The story of its ruin is simple and obvious; and, instead of inquiring why the Roman empire was destroyed, we should rather be surprised that it had subsisted so long. The victorious legions, who, in distant wars, acquired the vices of strangers and mercenaries, first oppressed the freedom of the republic, and afterward violated the majesty of the purple. The emperors, anxious for their personal safety and the public peace, were reduced to the base expedient of corrupting the discipline which rendered them alike formidable to their sovereign and to the enemy; the vigour of the military government was relaxed, and finally dissolved, by the partial institutions of Constantine; and the Roman world was overwhelmed by a deluge of Barbarians.5Edward Gibbon. “General Observations on the Fall of the Roman Empire in the West,” The Decline and Fall of the Roman Empire, Chapter 38, pp. 524-525.

Many historians blame the fall on invasions from the outside. But these invasions were possible because of decay of the empire from within. Power became a bureaucratized, centralized, and corrupt. Funding a large bureaucracy required higher taxes and oppressed citizens. Centralization of land and economic ownership deprived traditional farmers and tradesmen of the self-sufficient livelihoods were funneled into a feudal society, in which a few feudal lords lived well while more people lived subsistence lives. Political influence was sold to the highest bidder, undermining the legitimacy of the regime.

Rome unable to put up any resistance when it was sacked by the Visigoths in 410 a.d.At the time it was not longer the political capital, which had been moved to Ravenna. The Treaty with the Visigoths had ended with the death of Theodosius I in 395, and there was no vigilance to renew it. Rome was ripe for the picking. The political, economic, and cultural spheres had all gone off their rails.

Some historians blame the decline of the empire on its declining population. But it appears the reverse; the empire was no longer capable of supporting as large a population. Others, like Gibbon, argue that Christianity was the reason for the decline, but again, the elevation of Christianity to the official religion of the empire was more likely a product of the decline. The selfishness and corruption rampant in the empire required a selfless people who were honest and would serve others. The example of the sacrifice of Jesus on the Cross, and exhortation to “love your neighbor as yourselves” made a life of poverty more bearable, and Christian bureaucrats tended to be more honest and not steal from the treasury.

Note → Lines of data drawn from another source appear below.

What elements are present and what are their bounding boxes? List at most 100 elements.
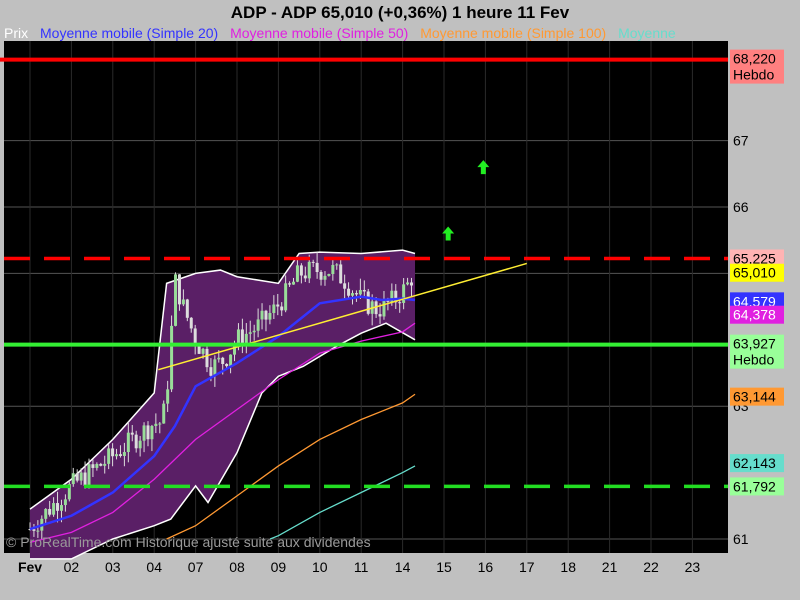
candle-body <box>276 304 280 307</box>
candle-body <box>303 275 307 279</box>
candle-body <box>174 274 178 326</box>
candle-body <box>382 299 386 317</box>
candle-body <box>295 265 299 282</box>
candle-body <box>122 452 126 456</box>
candle-body <box>213 359 217 376</box>
candle-body <box>189 317 193 329</box>
candle-body <box>111 448 115 457</box>
candle-body <box>130 432 134 435</box>
candle-body <box>193 328 197 345</box>
candle-body <box>280 306 284 311</box>
level-label-3-sub: Hebdo <box>733 352 774 368</box>
x-tick-label: 11 <box>354 559 369 575</box>
candle-body <box>103 463 107 466</box>
candle-body <box>56 503 60 511</box>
candle-body <box>32 529 36 531</box>
legend-item-sma50: Moyenne mobile (Simple 50) <box>230 25 409 41</box>
legend-item-prix: Prix <box>4 25 29 41</box>
candle-body <box>48 508 52 515</box>
price-label-5: 62,143 <box>733 455 776 471</box>
candle-body <box>398 302 402 304</box>
candle-body <box>292 281 296 285</box>
candle-body <box>351 293 355 296</box>
x-tick-label: 23 <box>685 559 701 575</box>
candle-body <box>99 463 103 466</box>
candle-body <box>248 332 252 334</box>
candle-body <box>59 505 63 511</box>
candle-body <box>181 299 185 305</box>
y-tick-label: 66 <box>733 199 749 215</box>
level-label-1: 68,220 <box>733 51 776 67</box>
candle-body <box>107 448 111 464</box>
x-tick-label: 07 <box>188 559 204 575</box>
candle-body <box>170 325 174 390</box>
price-label-4: 63,144 <box>733 389 776 405</box>
candle-body <box>307 261 311 279</box>
candle-body <box>284 283 288 311</box>
candle-body <box>343 283 347 289</box>
x-tick-label: 09 <box>271 559 287 575</box>
candle-body <box>150 425 154 440</box>
level-label-1-sub: Hebdo <box>733 67 774 83</box>
candle-body <box>256 319 260 331</box>
candle-body <box>299 265 303 276</box>
candle-body <box>327 274 331 276</box>
candle-body <box>87 464 91 486</box>
candle-body <box>118 454 122 456</box>
candle-body <box>331 264 335 275</box>
x-tick-label: 22 <box>643 559 659 575</box>
x-tick-label: 10 <box>312 559 328 575</box>
candle-body <box>358 289 362 295</box>
candle-body <box>44 508 48 519</box>
x-tick-label: 08 <box>229 559 245 575</box>
candle-body <box>52 503 56 515</box>
candle-body <box>126 432 130 453</box>
candle-body <box>323 275 327 280</box>
candle-body <box>134 434 138 449</box>
candle-body <box>225 363 229 367</box>
y-tick-label: 67 <box>733 133 749 149</box>
candle-body <box>319 272 323 280</box>
candle-body <box>252 330 256 333</box>
candle-body <box>272 304 276 314</box>
candle-body <box>63 499 67 506</box>
candle-body <box>378 314 382 317</box>
candle-body <box>91 464 95 468</box>
level-label-4: 61,792 <box>733 478 776 494</box>
price-label-3: 64,378 <box>733 307 776 323</box>
legend-item-sma100: Moyenne mobile (Simple 100) <box>420 25 607 41</box>
candle-body <box>142 425 146 441</box>
candle-body <box>138 440 142 449</box>
candle-body <box>315 262 319 273</box>
candle-body <box>79 472 83 481</box>
x-tick-label: 15 <box>436 559 452 575</box>
candle-body <box>205 348 209 368</box>
candle-body <box>154 423 158 426</box>
candle-body <box>158 423 162 425</box>
x-tick-label: 14 <box>395 559 411 575</box>
candle-body <box>268 313 272 320</box>
x-tick-label: 04 <box>146 559 162 575</box>
price-chart[interactable]: 6163656667Fev020304070809101114151617182… <box>0 24 800 576</box>
chart-legend: Prix Moyenne mobile (Simple 20) Moyenne … <box>4 24 728 42</box>
candle-body <box>339 264 343 284</box>
level-label-3: 63,927 <box>733 336 776 352</box>
candle-body <box>335 264 339 266</box>
candle-body <box>185 299 189 318</box>
candle-body <box>71 473 75 485</box>
chart-title: ADP - ADP 65,010 (+0,36%) 1 heure 11 Fev <box>230 3 570 22</box>
candle-body <box>83 472 87 486</box>
candle-body <box>95 463 99 468</box>
candle-body <box>406 282 410 285</box>
candle-body <box>311 261 315 263</box>
y-tick-label: 61 <box>733 531 749 547</box>
candle-body <box>264 310 268 320</box>
price-label-1: 65,010 <box>733 265 776 281</box>
candle-body <box>217 357 221 360</box>
candle-body <box>201 348 205 354</box>
candle-body <box>75 473 79 481</box>
candle-body <box>221 357 225 364</box>
candle-body <box>146 425 150 440</box>
candle-body <box>166 389 170 404</box>
x-tick-label: 18 <box>560 559 576 575</box>
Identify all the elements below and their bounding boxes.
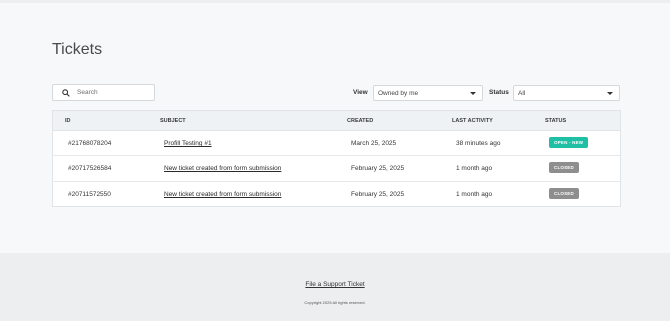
ticket-created: March 25, 2025: [351, 140, 397, 147]
ticket-id: #20711572550: [68, 190, 111, 198]
view-label: View: [353, 89, 368, 96]
ticket-subject-link[interactable]: New ticket created from form submission: [164, 165, 281, 172]
column-header-status: STATUS: [545, 118, 567, 124]
top-border: [0, 0, 670, 3]
table-row[interactable]: #20717526584 New ticket created from for…: [53, 156, 620, 182]
chevron-down-icon: [607, 92, 613, 95]
ticket-last-activity: 38 minutes ago: [456, 140, 501, 147]
column-header-last-activity: LAST ACTIVITY: [452, 118, 493, 124]
file-support-ticket-link[interactable]: File a Support Ticket: [0, 281, 670, 288]
ticket-created: February 25, 2025: [351, 190, 405, 198]
table-header: ID SUBJECT CREATED LAST ACTIVITY STATUS: [53, 111, 620, 131]
table-row[interactable]: #21768078204 Profill Testing #1 March 25…: [53, 131, 620, 157]
search-input[interactable]: [77, 89, 147, 96]
ticket-subject-link[interactable]: Profill Testing #1: [164, 140, 212, 147]
tickets-table: ID SUBJECT CREATED LAST ACTIVITY STATUS …: [52, 110, 621, 207]
chevron-down-icon: [470, 92, 476, 95]
search-icon: [62, 88, 70, 97]
status-badge: CLOSED: [549, 162, 579, 174]
ticket-subject-link[interactable]: New ticket created from form submission: [164, 191, 281, 198]
ticket-last-activity: 1 month ago: [456, 165, 493, 173]
search-box[interactable]: [52, 84, 155, 101]
footer: File a Support Ticket Copyright 2025 All…: [0, 253, 670, 321]
table-row[interactable]: #20711572550 New ticket created from for…: [53, 182, 620, 207]
ticket-created: February 25, 2025: [351, 165, 405, 173]
status-label: Status: [489, 89, 509, 96]
ticket-last-activity: 1 month ago: [456, 190, 493, 198]
column-header-created: CREATED: [347, 118, 374, 124]
status-badge: CLOSED: [549, 187, 579, 199]
column-header-id: ID: [65, 118, 71, 124]
ticket-id: #20717526584: [68, 165, 112, 173]
status-select[interactable]: All: [513, 85, 620, 101]
view-select[interactable]: Owned by me: [373, 85, 483, 101]
status-badge: OPEN - NEW: [549, 137, 589, 148]
view-select-value: Owned by me: [378, 89, 419, 97]
copyright-text: Copyright 2025 All rights reserved.: [304, 300, 366, 305]
ticket-id: #21768078204: [68, 140, 112, 147]
column-header-subject: SUBJECT: [160, 118, 186, 124]
status-select-value: All: [518, 89, 526, 97]
page-title: Tickets: [52, 41, 103, 58]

Instead of providing avenues for upward economic mobility through hard work that were available during the rise of Rome, in its decline the middle classes experienced downward mobility towards serfdom. With high taxation and unreliable governance, farmers lost their land and tradesmen lost their clients and businesses. Upward economic mobility required political corruption or marrying into wealth. The Dark Ages had arrived. No wonder the stories of marrying the handsome prince or saving the beautiful princess were so compelling; most people saw that as the only way to happiness.


Notes

[1] Edward Gibbon, The Decline and Fall of the Roman Empire, abridged by D. M. Low (New York: Harcourt, Brace, 1960), p. 1.

[2]“Five Good Emperors,” Encyclopedia Brittanica.https://www.britannica.com/topic/Five-Good-Emperors.

[3]Mortal Republic: How Rome Fell Into Tyranny https://www.smithsonianmag.com/history/lessons-decline-democracy-from-ruined-roman-republic-180970711/

[4] Donald J. Robertson, “Marcus Aurelius on Stoicism and Leadership,”Medium. https://medium.com/swlh/marcus-aurelius-on-stoicism-and-leadership-9bcd3854834f

[5]   Edward Gibbon. “General Observations on the Fall of the Roman Empire in the West,”The Decline and Fall of the Roman Empire, Chapter 38, pp. 524-525.